When we get to the heart of the Gamer Xtreme 5200, we're really dealing with the Intel Core i7-4770K and the AMD Radeon HD 7990. The Haswell-based i7-4770K gets a healthy boost in IPC performance over its predecessor, the Ivy Bridge i7-3770K, but loses that boost almost immediately in overclocking headroom. While it comes down to quibbling over 200MHz here or there, the increase in IPC does make that loss noticeable; either way, the i7-4770K is stuck at a dismal 4.2GHz overclock, just 300MHz over its highest stock turbo bin, a paltry 8% increase. Typical overclocks on Ivy were closer to 4.4GHz, and what we're left with is a plateau of overclocked performance over the course of three generations now.
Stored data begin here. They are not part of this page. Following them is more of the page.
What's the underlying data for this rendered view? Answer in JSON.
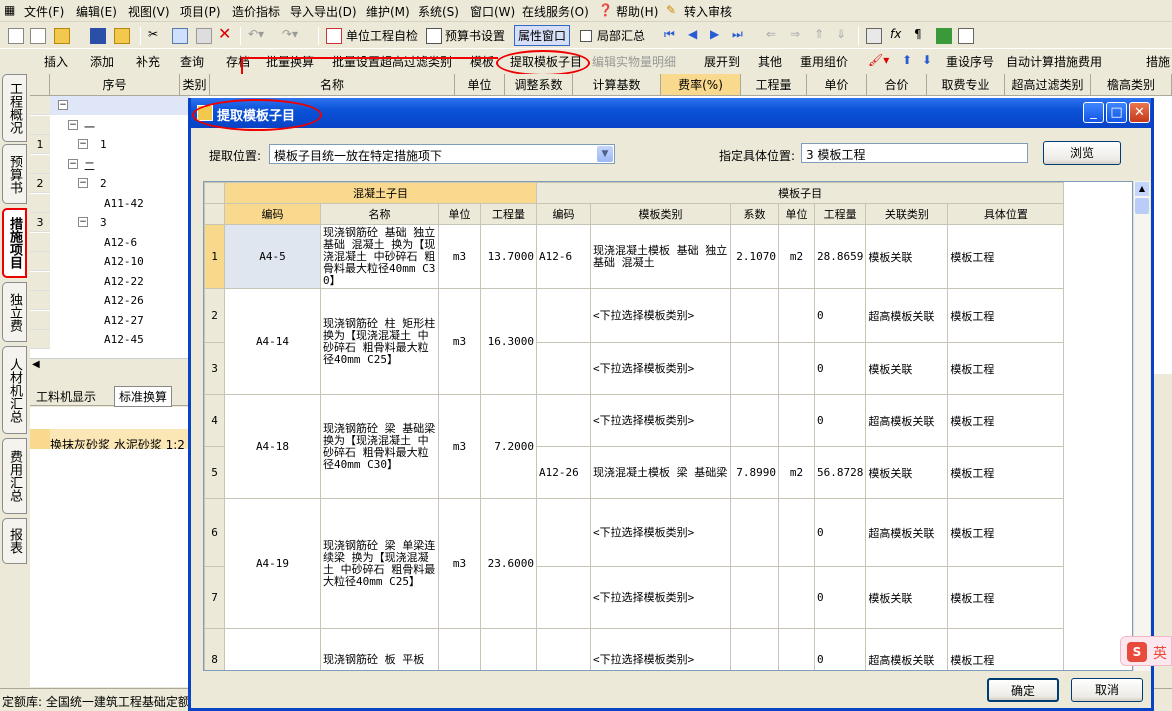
{
  "menu": [
    "文件(F)",
    "编辑(E)",
    "视图(V)",
    "项目(P)",
    "造价指标",
    "导入导出(D)",
    "维护(M)",
    "系统(S)",
    "窗口(W)",
    "在线服务(O)",
    "帮助(H)",
    "转入审核"
  ],
  "toolbar1": {
    "unit_check": "单位工程自检",
    "budget_settings": "预算书设置",
    "property_window": "属性窗口",
    "partial_summary": "局部汇总"
  },
  "toolbar2": [
    "插入",
    "添加",
    "补充",
    "查询",
    "存档",
    "批量换算",
    "批量设置超高过滤类别",
    "模板",
    "提取模板子目",
    "编辑实物量明细",
    "展开到",
    "其他",
    "重用组价",
    "重设序号",
    "自动计算措施费用",
    "措施"
  ],
  "left_tabs": [
    "工程概况",
    "预算书",
    "措施项目",
    "独立费",
    "人材机汇总",
    "费用汇总",
    "报表"
  ],
  "bg_headers": [
    "序号",
    "类别",
    "名称",
    "单位",
    "调整系数",
    "计算基数",
    "费率(%)",
    "工程量",
    "单价",
    "合价",
    "取费专业",
    "超高过滤类别",
    "檐高类别"
  ],
  "bg_rows": [
    {
      "no": "",
      "code": "",
      "level": 0
    },
    {
      "no": "",
      "code": "一",
      "level": 1
    },
    {
      "no": "1",
      "code": "1",
      "level": 2
    },
    {
      "no": "",
      "code": "二",
      "level": 1
    },
    {
      "no": "2",
      "code": "2",
      "level": 2
    },
    {
      "no": "",
      "code": "A11-42",
      "level": 3
    },
    {
      "no": "3",
      "code": "3",
      "level": 2
    },
    {
      "no": "",
      "code": "A12-6",
      "level": 3
    },
    {
      "no": "",
      "code": "A12-10",
      "level": 3
    },
    {
      "no": "",
      "code": "A12-22",
      "level": 3
    },
    {
      "no": "",
      "code": "A12-26",
      "level": 3
    },
    {
      "no": "",
      "code": "A12-27",
      "level": 3
    },
    {
      "no": "",
      "code": "A12-45",
      "level": 3
    }
  ],
  "bottom_tabs": [
    "工料机显示",
    "标准换算"
  ],
  "bottom_row": "换抹灰砂浆 水泥砂浆 1:2",
  "status_text": "定额库: 全国统一建筑工程基础定额",
  "dialog": {
    "title": "提取模板子目",
    "fetch_position_label": "提取位置:",
    "fetch_position_value": "模板子目统一放在特定措施项下",
    "specific_position_label": "指定具体位置:",
    "specific_position_value": "3 模板工程",
    "browse": "浏览",
    "ok": "确定",
    "cancel": "取消",
    "group_concrete": "混凝土子目",
    "group_formwork": "模板子目",
    "columns": [
      "编码",
      "名称",
      "单位",
      "工程量",
      "编码",
      "模板类别",
      "系数",
      "单位",
      "工程量",
      "关联类别",
      "具体位置"
    ],
    "groups": [
      {
        "code": "A4-5",
        "name": "现浇钢筋砼 基础 独立基础 混凝土 换为【现浇混凝土 中砂碎石 粗骨料最大粒径40mm C30】",
        "unit": "m3",
        "qty": "13.7000",
        "rows": [
          {
            "no": "1",
            "fcode": "A12-6",
            "ftype": "现浇混凝土模板 基础 独立基础 混凝土",
            "coef": "2.1070",
            "funit": "m2",
            "fqty": "28.8659",
            "rel": "模板关联",
            "pos": "模板工程"
          }
        ]
      },
      {
        "code": "A4-14",
        "name": "现浇钢筋砼 柱 矩形柱 换为【现浇混凝土 中砂碎石 粗骨料最大粒径40mm C25】",
        "unit": "m3",
        "qty": "16.3000",
        "rows": [
          {
            "no": "2",
            "fcode": "",
            "ftype": "<下拉选择模板类别>",
            "coef": "",
            "funit": "",
            "fqty": "0",
            "rel": "超高模板关联",
            "pos": "模板工程"
          },
          {
            "no": "3",
            "fcode": "",
            "ftype": "<下拉选择模板类别>",
            "coef": "",
            "funit": "",
            "fqty": "0",
            "rel": "模板关联",
            "pos": "模板工程"
          }
        ]
      },
      {
        "code": "A4-18",
        "name": "现浇钢筋砼 梁 基础梁 换为【现浇混凝土 中砂碎石 粗骨料最大粒径40mm C30】",
        "unit": "m3",
        "qty": "7.2000",
        "rows": [
          {
            "no": "4",
            "fcode": "",
            "ftype": "<下拉选择模板类别>",
            "coef": "",
            "funit": "",
            "fqty": "0",
            "rel": "超高模板关联",
            "pos": "模板工程"
          },
          {
            "no": "5",
            "fcode": "A12-26",
            "ftype": "现浇混凝土模板 梁 基础梁",
            "coef": "7.8990",
            "funit": "m2",
            "fqty": "56.8728",
            "rel": "模板关联",
            "pos": "模板工程"
          }
        ]
      },
      {
        "code": "A4-19",
        "name": "现浇钢筋砼 梁 单梁连续梁 换为【现浇混凝土 中砂碎石 粗骨料最大粒径40mm C25】",
        "unit": "m3",
        "qty": "23.6000",
        "rows": [
          {
            "no": "6",
            "fcode": "",
            "ftype": "<下拉选择模板类别>",
            "coef": "",
            "funit": "",
            "fqty": "0",
            "rel": "超高模板关联",
            "pos": "模板工程"
          },
          {
            "no": "7",
            "fcode": "",
            "ftype": "<下拉选择模板类别>",
            "coef": "",
            "funit": "",
            "fqty": "0",
            "rel": "模板关联",
            "pos": "模板工程"
          }
        ]
      },
      {
        "code": "",
        "name": "现浇钢筋砼 板 平板",
        "unit": "",
        "qty": "",
        "rows": [
          {
            "no": "8",
            "fcode": "",
            "ftype": "<下拉选择模板类别>",
            "coef": "",
            "funit": "",
            "fqty": "0",
            "rel": "超高模板关联",
            "pos": "模板工程"
          }
        ]
      }
    ]
  },
  "ime_label": "英"
}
Meanwhile, the AMD Radeon HD 7990 has had a bit of a troubled life since it was launched. Heat issues make it difficult to use in quad-GPU CrossFire, while CrossFire itself has had serious issues with frame metering. The current beta drivers do help with frame metering, but still not in Eyefinity. Performance potential is undeniably strong, and AMD has been slashing the hell out of the 7990's price to get it competitive, but users looking for triple-screen surround action might actually be better served saving some bread and buying either a single AMD Radeon HD 7970 or an NVIDIA GeForce GTX 780. The 7990 is actually the lion's share of the cost of this system, and if you must have multi-GPU performance and/or surround you can actually get a pair of GTX 770s for roughly the same price. I think that's a better deal.